The IU Office of the Vice President for Research (OVPR) has approved the start up of a Cyberinfrastructure for Network Science (CNS) Center. Katy Brner, SLIS assistant professor of information science, will serve as the Center's founding director.
The Center will provide a cyberinfrastructure for the analysis, modeling and visualization of social, behavioral, biomedical, and physical networks in support of research and education in diverse departments at IU.
"There is a very active group of network and complex systems researchers at IUB, many of whom deal with large-scale networks," says Brner. "The CNS Center will provide the socio-technical infrastructure for diverse projects that often involve investigators from different scientific disciplines and are at the frontiers of research."
Brner was awarded a $157,925 equipment grant by the IU Office of the Vice President for Information Technology to acquire computing equipment crucial for the operation of the Center.

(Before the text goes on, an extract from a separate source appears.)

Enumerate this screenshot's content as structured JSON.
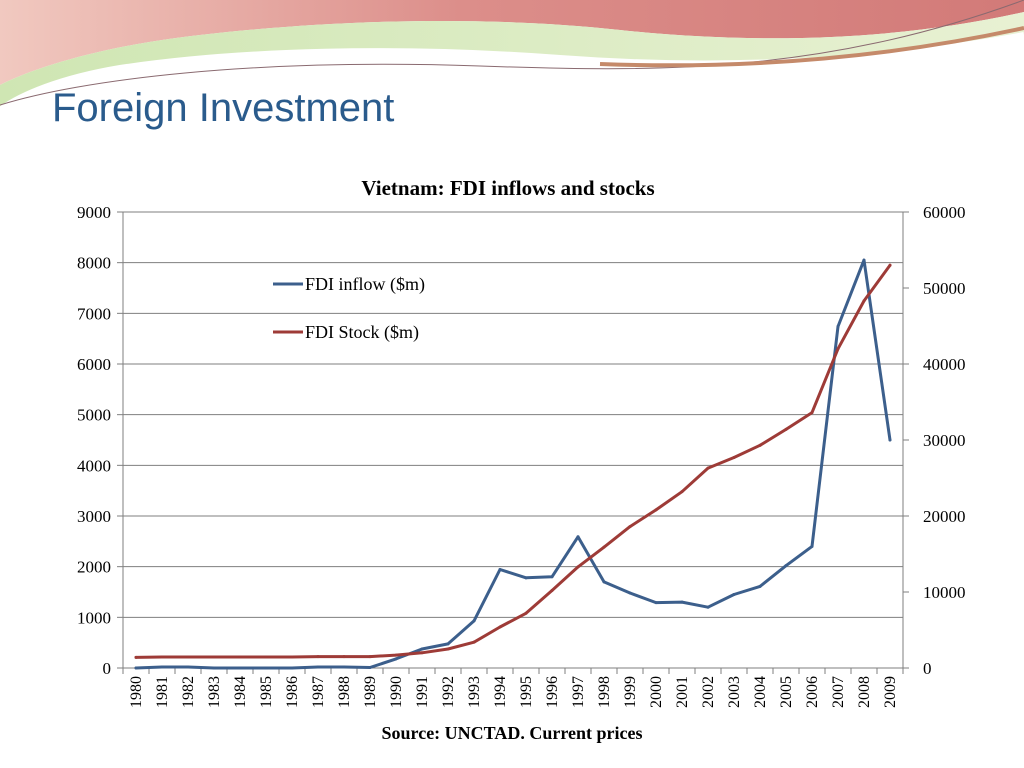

"We will work very closely with investigators to ensure that the envisioned cyberinfrastructure meets their needs and becomes a central means to share expertise, data, code, and computing resources," says Brner.
The new Center and its computing infrastructure will be hosted at SLIS, IUB.
The cross-fertilization of research in different areas of science is also supported by the weekly talk series on Networks and Complex Systems organized by Brner since Fall 2004. The series brings together researchers and students from the social and behavioral sciences, "hard core" sciences such as biology or physics, but also computers scientists developing Internet technologies.